Dr. Ali punctuates the point that these congregations hope to remove the ignorance, denial and stigma so that our community will understand that HIV is a serious health issue for the Black community. And courageous Denver area faith leaders and their congregations are willing to break the silence and confront HIV head on without blaming, shaming or condemning anyone.
“Everyone is encouraged to know their HIV status,” Ali says. “The hope is that screening in churches will catch on and become a regular part of churches’ health ministry.”
So how does it work?
Relatively the process is a quick and painless oral test with swab of the mouth. Results are known in 20 minutes. The entire process takes about 30 minutes.
Many people tested were found to be single, with no insurance, were inconsistent with condom use and had the best intentions to be tested at a future date.
Screenings begin in May and end June 30. The goal is to test 1,000 people in the community so that funding will continue from the CDPHE to effectively impact HIV prevention.
“This is a first, a pilot project – we have a lot to prove,” Dr.

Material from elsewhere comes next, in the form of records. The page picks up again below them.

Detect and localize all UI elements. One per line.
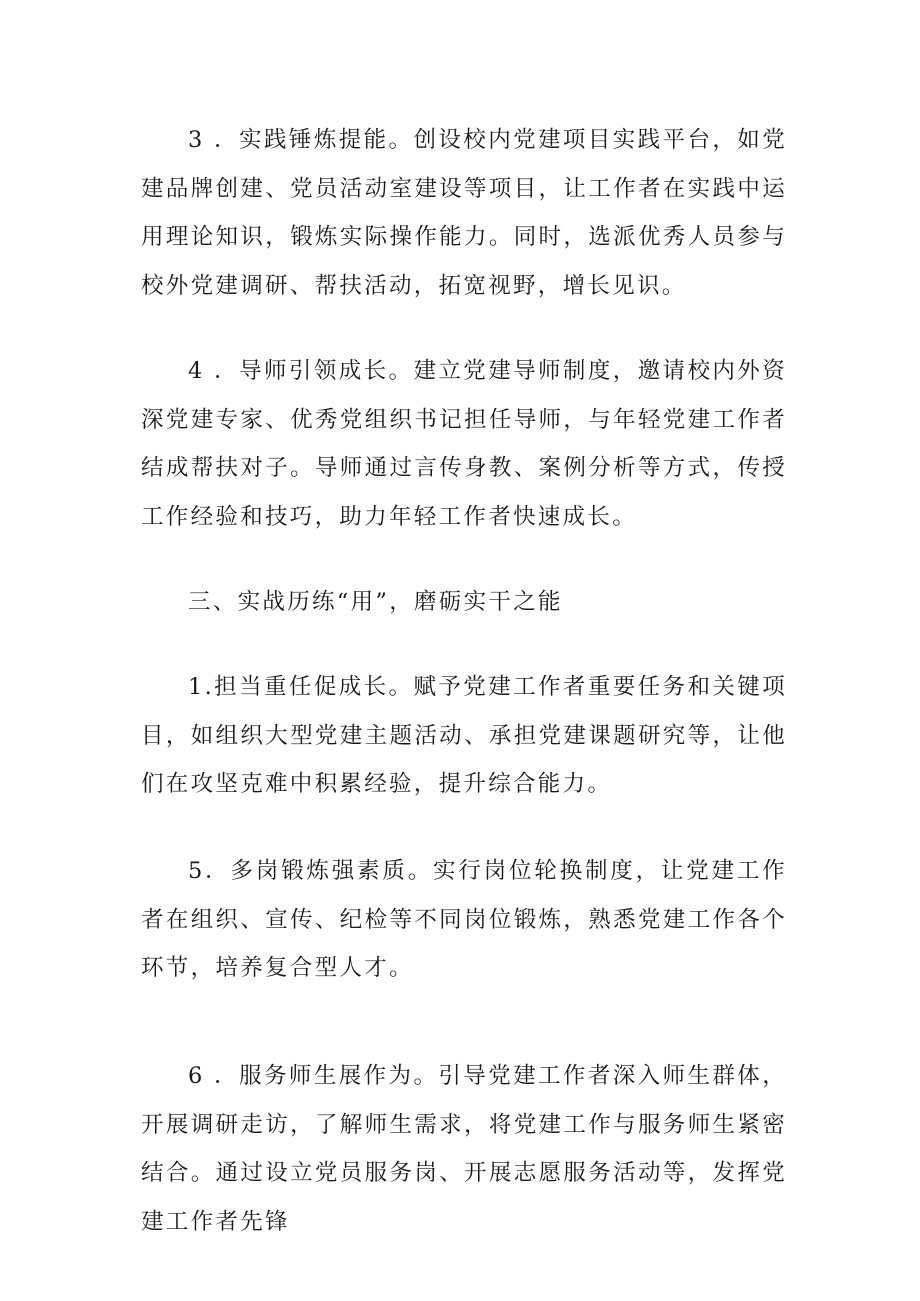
- section-heading-practical-experience: 三、实战历练“用”，磨砺实干之能: [188, 589, 563, 615]
- paragraph-serve-teachers-students: 6 ．服务师生展作为。引导党建工作者深入师生群体，开展调研走访，了解师生需求，将党建工作与服务师生紧密结合。通过设立党员服务岗、开展志愿服务活动等，发挥党建工作者先锋: [141, 1063, 787, 1235]
- paragraph-mentor-guidance: 4 ．导师引领成长。建立党建导师制度，邀请校内外资深党建专家、优秀党组织书记担任导师，与年轻党建工作者结成帮扶对子。导师通过言传身教、案例分析等方式，传授工作经验和技巧，助力年轻工作者快速成长。: [141, 358, 787, 530]
- paragraph-practice-training: 3 ．实践锤炼提能。创设校内党建项目实践平台，如党建品牌创建、党员活动室建设等项目，让工作者在实践中运用理论知识，锻炼实际操作能力。同时，选派优秀人员参与校外党建调研、帮扶活动，拓宽视野，增长见识。: [141, 127, 787, 299]
- paragraph-take-responsibility: 1.担当重任促成长。赋予党建工作者重要任务和关键项目，如组织大型党建主题活动、承担党建课题研究等，让他们在攻坚克难中积累经验，提升综合能力。: [141, 674, 787, 797]
- paragraph-multi-post-training: 5．多岗锻炼强素质。实行岗位轮换制度，让党建工作者在组织、宣传、纪检等不同岗位锻炼，熟悉党建工作各个环节，培养复合型人才。: [141, 858, 787, 981]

Ali says, “especially that we can come together as a community with the faith community taking the lead to end the threat of HIV/AIDS for future generations.
People have the option of contacting any of the congregations directly that is listed in this article to set up individual appointments, or to take part in screening sessions following worship services.
“We will also be offering screening at health fairs and other local community events during May and June,” Dr. Ali says. “People can also contact me directly at my office at 303-297-8010 ext. 104 and I will provide them with a referral.”
Dr. Fouther says The United Church of Montbello is hungry to embrace the compassionate stance its three denominations hold (UCC/UMC/PCUSA) where the issues of HIV/AIDS are concerned. The awareness of this present urgency for HIV testing was a surprise at first for his congregation.
“But I am extraordinarily proud of our congregation for being strong advocates for saving lives through testing,” Dr. Fouther says. “And I am convinced that’s what we are doing. We are saving lives with every test and every person’s HIV status being revealed.”
Dr. Ail emphasizes that the Black community needs to get the victory over HIV/AIDS.
“If we don’t, the next generation will wonder what were they thinking…?”
Living With HIV and Deaths
*At the end of 2012, an estimated 496,500 African-Americans were living with HIV, representing 41 percent of all Americans living with the virus. Of African-Americans living with HIV, around 14 percent do not know they are infected.
*Of African-Americans diagnosed with HIV in 2013, 79 percent were linked to HIV medical care within 3 months, but only 51 percent were retained in HIV care (receiving continuous HIV medical care)
*Only 37percent of African-Americans living with HIV at the end of 2012 were prescribed antiretroviral therapy (ART), the medicines used to treat HIV, and only 29 percent had achieved viral suppression.
*In 2013, 3,742 African-Americans died of HIV or AIDS, accounting for 54 percent of total deaths attributed to the disease that year.